On April 10, the FOIA lawsuit notes, White House Press Secretary Sean Spicer "claimed that the Constitution gives the President 'the full authority to act' whenever military force is 'in the national interest.'" In addition to the humanitarian concerns raised by Assad's use of chemical weapons, Spicer mentioned the threat posed by ISIS, which is fighting the Assad regime. That same day, Secretary of State Rex Tillerson said the missile assault was all about "holding to account any and all who commit crimes against the innocents anywhere in the world"—a breathtakingly broad justification for military action.

The following day, Defense Secretary James Mattis said: "Our military policy in Syria has not changed. Our priority remains the defeat of ISIS." He said the attack on the Syrian air base was the best way "deter the regime" from using chemical weapons, which are prohibited by an international agreement to which Syria is a party.

None of those explanations amounts to a legal rationale for the U.S. attack. The Chemical Weapons Convention does not authorize signatories to enforce its provisions through unilateral military action, and the U.S. Constitution requires the president to obtain congressional authorization for acts of war unless the country is under attack.

Trump is hardly the first president to ignore the latter rule. Describing "a split between the apparent intent of the Constitution and how the country has been governed in practice," New York Times reporter Charlie Savage notes that "presidents of both parties have a long history of carrying out military operations without authorization from Congress." That emphatically includes Barack Obama, who famously argued that bombing Libyan leader Moammar Gadhafi's forces did not constitute "hostilities" under the War Powers Act and justified his unauthorized war against ISIS by citing congressional approval of a different war against a different enemy.

I am not sure which is worse: insulting our intelligence with such transparently inadequate rationales or dispensing with the pretense of legality altogether, as Trump has done.

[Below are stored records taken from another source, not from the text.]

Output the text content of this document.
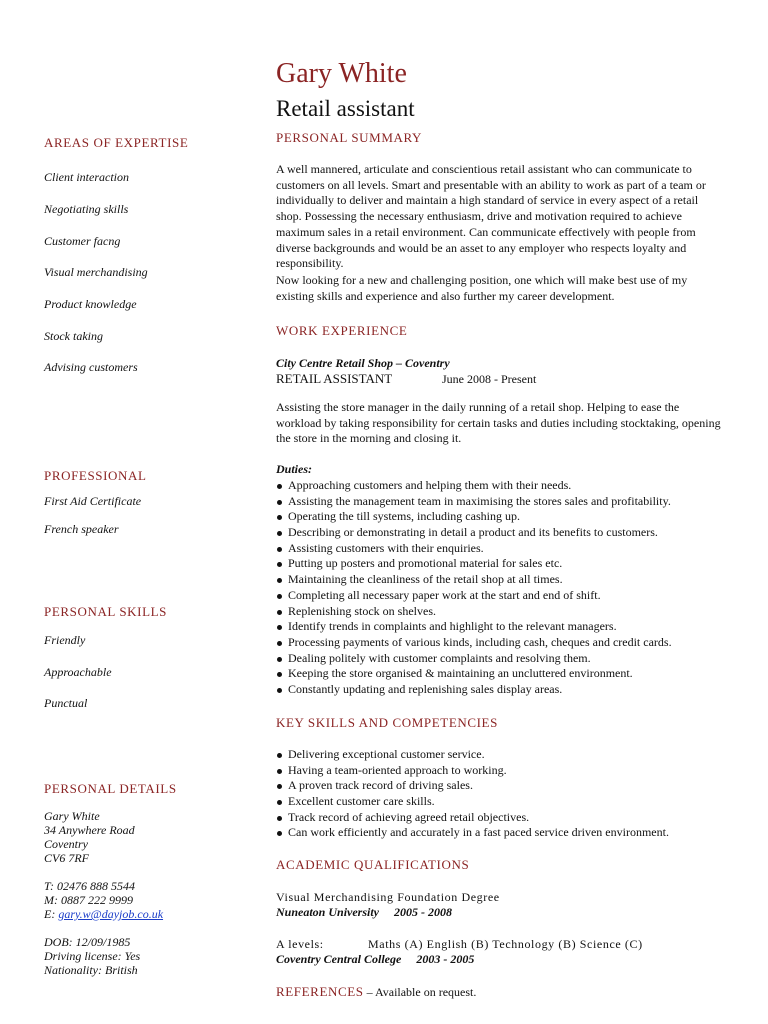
Gary White
Retail assistant
AREAS OF EXPERTISE
Client interaction
Negotiating skills
Customer facng
Visual merchandising
Product knowledge
Stock taking
Advising customers
PROFESSIONAL
First Aid Certificate
French speaker
PERSONAL SKILLS
Friendly
Approachable
Punctual
PERSONAL DETAILS
Gary White
34 Anywhere Road
Coventry
CV6 7RF
T: 02476 888 5544
M: 0887 222 9999
E: gary.w@dayjob.co.uk
DOB: 12/09/1985
Driving license: Yes
Nationality: British
PERSONAL SUMMARY

A well mannered, articulate and conscientious retail assistant who can communicate to customers on all levels. Smart and presentable with an ability to work as part of a team or individually to deliver and maintain a high standard of service in every aspect of a retail shop. Possessing the necessary enthusiasm, drive and motivation required to achieve maximum sales in a retail environment. Can communicate effectively with people from diverse backgrounds and would be an asset to any employer who respects loyalty and responsibility.

Now looking for a new and challenging position, one which will make best use of my existing skills and experience and also further my career development.

WORK EXPERIENCE
City Centre Retail Shop – Coventry
RETAIL ASSISTANT	June 2008 - Present
Assisting the store manager in the daily running of a retail shop. Helping to ease the workload by taking responsibility for certain tasks and duties including stocktaking, opening the store in the morning and closing it.
Duties:
Approaching customers and helping them with their needs.
Assisting the management team in maximising the stores sales and profitability.
Operating the till systems, including cashing up.
Describing or demonstrating in detail a product and its benefits to customers.
Assisting customers with their enquiries.
Putting up posters and promotional material for sales etc.
Maintaining the cleanliness of the retail shop at all times.
Completing all necessary paper work at the start and end of shift.
Replenishing stock on shelves.
Identify trends in complaints and highlight to the relevant managers.
Processing payments of various kinds, including cash, cheques and credit cards.
Dealing politely with customer complaints and resolving them.
Keeping the store organised & maintaining an uncluttered environment.
Constantly updating and replenishing sales display areas.
KEY SKILLS AND COMPETENCIES
Delivering exceptional customer service.
Having a team-oriented approach to working.
A proven track record of driving sales.
Excellent customer care skills.
Track record of achieving agreed retail objectives.
Can work efficiently and accurately in a fast paced service driven environment.
ACADEMIC QUALIFICATIONS
Visual Merchandising Foundation Degree
Nuneaton University     2005 - 2008
A levels:	Maths (A) English (B) Technology (B) Science (C)
Coventry Central College     2003 - 2005
REFERENCES – Available on request.
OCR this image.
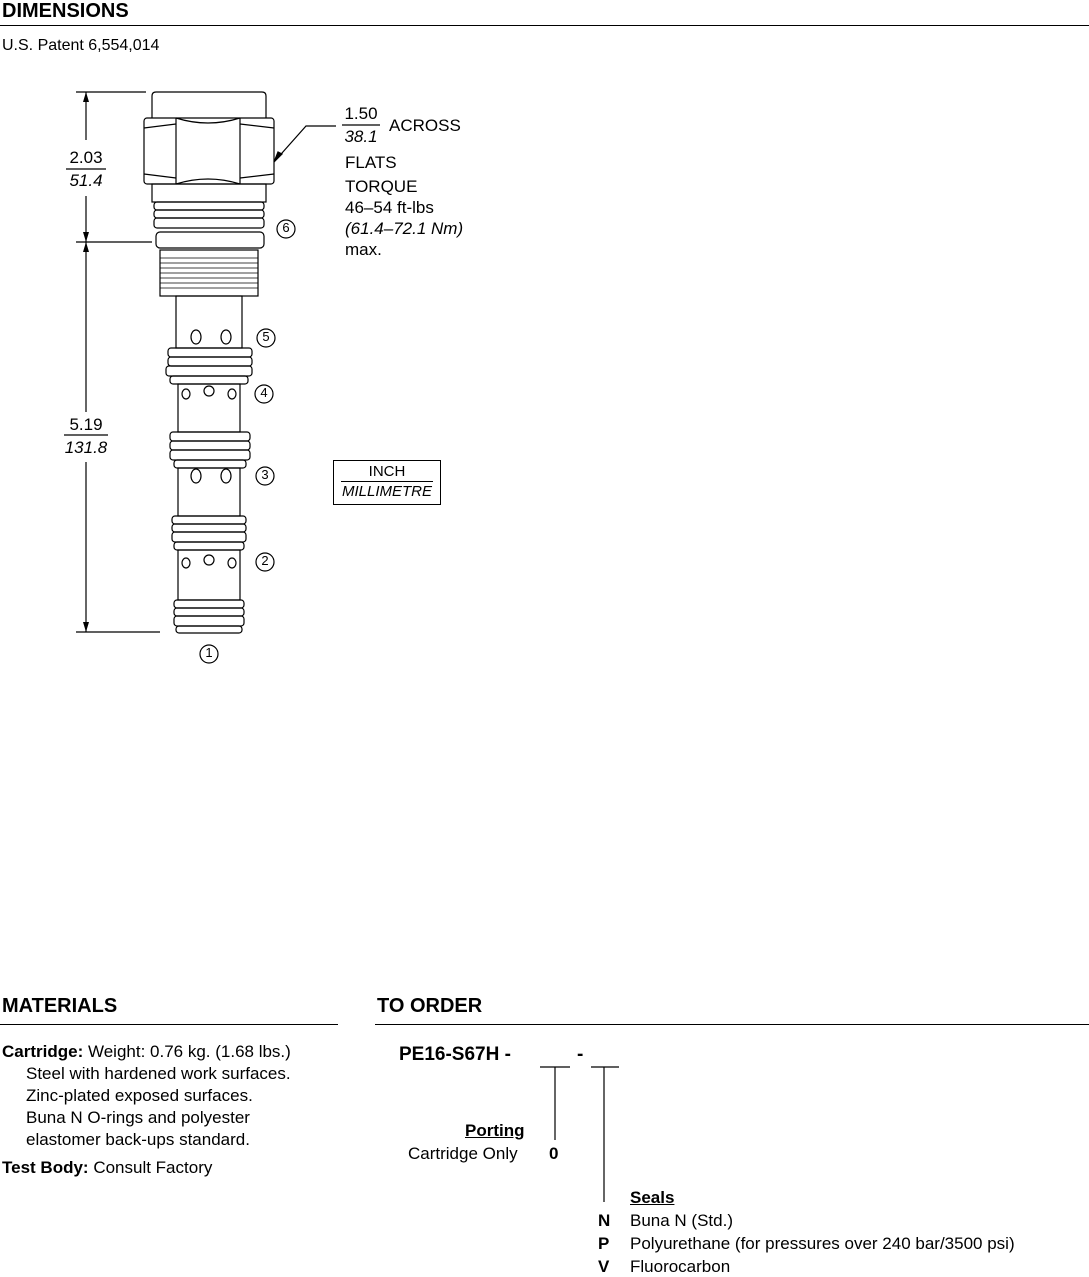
DIMENSIONS
U.S. Patent 6,554,014
6
5
4
3
2
1
2.03
51.4
5.19
131.8
1.50
38.1
ACROSS
FLATS
TORQUE
46–54 ft-lbs
(61.4–72.1 Nm)
max.
INCH
MILLIMETRE
MATERIALS
Cartridge: Weight: 0.76 kg. (1.68 lbs.)
Steel with hardened work surfaces.
Zinc-plated exposed surfaces.
Buna N O-rings and polyester
elastomer back-ups standard.
Test Body: Consult Factory
TO ORDER
PE16-S67H -	-
Porting
Cartridge Only 0
Seals
N Buna N (Std.)
P Polyurethane (for pressures over 240 bar/3500 psi)
V Fluorocarbon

But the members of United to Protect Democracy, former Obama administration lawyers who for all we know had a hand in crafting the 44th president's laughable excuses for illegal military interventions, seem considerably more perturbed about presidential overreach now that Trump is commander in chief.

"We have seen an unprecedented tide of authoritarian-style politics sweep the country that is fundamentally at odds with the Bill of Rights, the constitutional limitations on the role of the President, and the laws and unwritten norms that prevent overreach and abuse of power," the group says. "The only limits to prevent a slide away from our democratic traditions will be those that are imposed by the Courts, Congress, and the American people." Those limits are not strengthened by selective application.